Law enforcement should simultaneously investigate whether organised networks are exploiting children for financial gain.
If criminal syndicates are profiting from vulnerable minors, those responsible must be prosecuted to the fullest extent of the law.
The conversation should move beyond political rhetoric and social media debates. It requires practical leadership grounded in evidence, compassion and cooperation.
Namibia has previously demonstrated remarkable generosity by welcoming refugees from neighbouring countries during times of conflict. Angola similarly stood with Namibia during its struggle for independence.
That history reminds us that regional solidarity is not merely a slogan it is a responsibility.
Today, the challenge is different, but the principle remains the same.
No child should grow up believing that begging at traffic lights is a way of life.
No government should accept that children can remain undocumented, uneducated and vulnerable indefinitely.

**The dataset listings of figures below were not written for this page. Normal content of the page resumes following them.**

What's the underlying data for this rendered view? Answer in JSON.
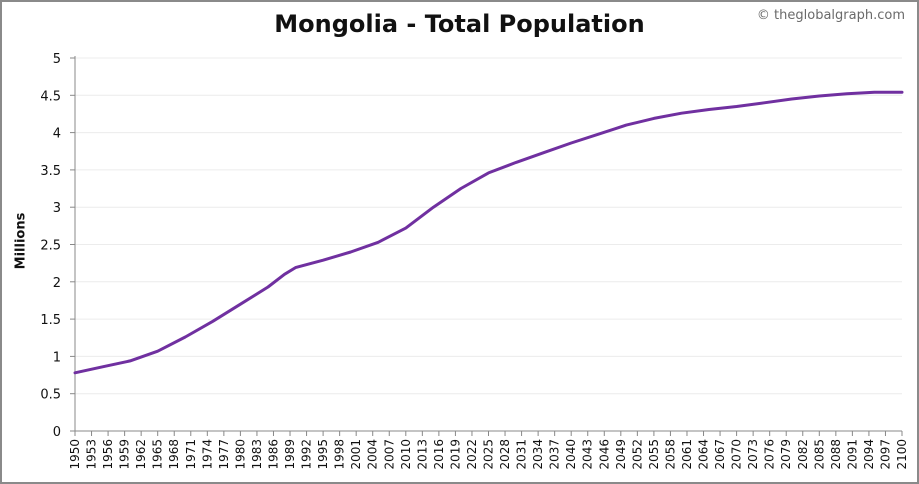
{
  "chart_data": {
    "type": "line",
    "title": "Mongolia - Total Population",
    "credit": "© theglobalgraph.com",
    "ylabel": "Millions",
    "xlabel": "",
    "ylim": [
      0,
      5
    ],
    "yticks": [
      "0",
      "0.5",
      "1",
      "1.5",
      "2",
      "2.5",
      "3",
      "3.5",
      "4",
      "4.5",
      "5"
    ],
    "xlim": [
      1950,
      2100
    ],
    "xtick_step": 3,
    "grid": true,
    "line_color": "#7030a0",
    "series": [
      {
        "x": [
          1950,
          1955,
          1960,
          1965,
          1970,
          1975,
          1980,
          1985,
          1988,
          1990,
          1995,
          2000,
          2005,
          2010,
          2015,
          2020,
          2025,
          2030,
          2035,
          2040,
          2045,
          2050,
          2055,
          2060,
          2065,
          2070,
          2075,
          2080,
          2085,
          2090,
          2095,
          2100
        ],
        "values": [
          0.78,
          0.86,
          0.94,
          1.07,
          1.26,
          1.47,
          1.7,
          1.93,
          2.1,
          2.19,
          2.29,
          2.4,
          2.53,
          2.72,
          3.0,
          3.25,
          3.46,
          3.6,
          3.73,
          3.86,
          3.98,
          4.1,
          4.19,
          4.26,
          4.31,
          4.35,
          4.4,
          4.45,
          4.49,
          4.52,
          4.54,
          4.54
        ]
      }
    ]
  }
}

And no society should wait until a humanitarian concern evolves into a more complex social problem before taking decisive action.
The solution is neither hostility nor indifference. It is cooperation.
POLITICAL WILL
One voice that has consistently called for urgent action is that of lawyer Kadhila Amoomo.

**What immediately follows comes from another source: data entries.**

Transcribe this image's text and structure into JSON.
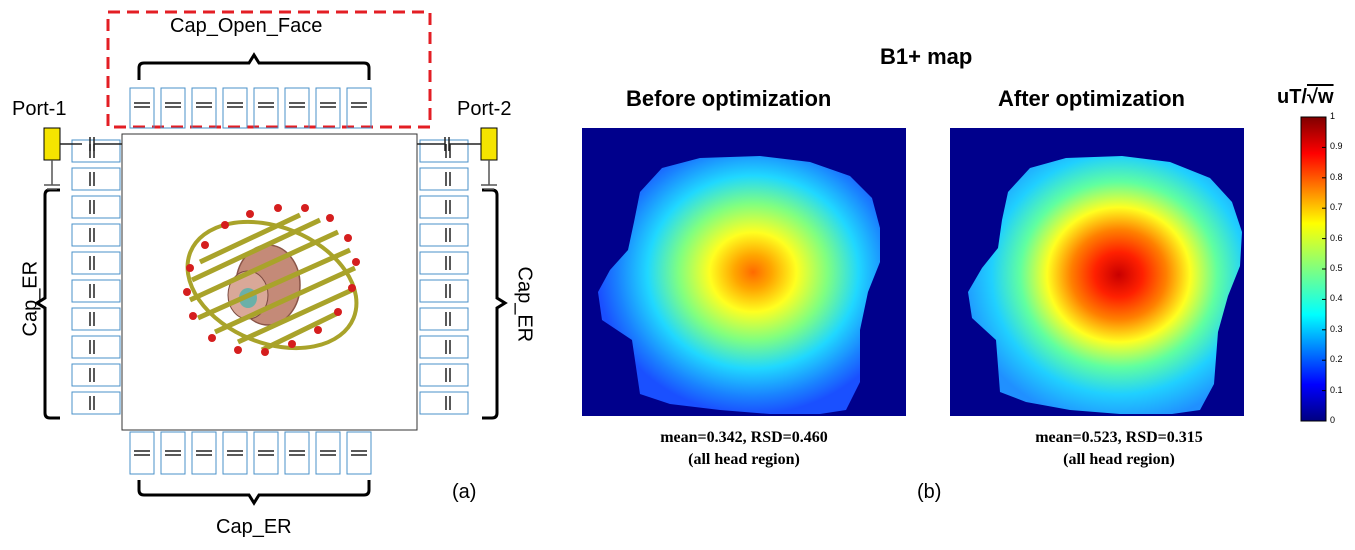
{
  "panel_a": {
    "top_label": "Cap_Open_Face",
    "bottom_label": "Cap_ER",
    "left_label": "Cap_ER",
    "right_label": "Cap_ER",
    "port1": "Port-1",
    "port2": "Port-2",
    "caption": "(a)"
  },
  "panel_b": {
    "title": "B1+ map",
    "before_title": "Before optimization",
    "after_title": "After optimization",
    "before_stats_line1": "mean=0.342, RSD=0.460",
    "before_stats_line2": "(all head region)",
    "after_stats_line1": "mean=0.523, RSD=0.315",
    "after_stats_line2": "(all head region)",
    "caption": "(b)"
  },
  "colorbar": {
    "unit_prefix": "uT/",
    "unit_sqrt": "√w",
    "ticks": [
      "1",
      "0.9",
      "0.8",
      "0.7",
      "0.6",
      "0.5",
      "0.4",
      "0.3",
      "0.2",
      "0.1",
      "0"
    ]
  }
}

Rather than treating these children as an immigration problem alone, Amoomo has framed the issue as a humanitarian and child protection crisis.
He has publicly urged the Namibian government to establish a dedicated multi-agency task force to identify every child, provide emergency shelter, food, education and psychological support, while developing long-term solutions through either family reunification, repatriation or lawful integration where appropriate.
Amoomo has also argued that allowing children to beg on the streets exposes them to exploitation and may violate both the Namibian Constitution and international conventions protecting the rights of children.
His intervention has helped shift the national conversation from simply removing children from the streets to finding durable, humane and lawful solutions that uphold their dignity and best interests
Namibia and Angola possess the diplomatic relations, institutional capacity and historical goodwill needed to resolve this issue together.
What is now required is the political will to act. Protecting these children is not only an act of compassion, it is an investment in the future stability, safety and dignity of both nations.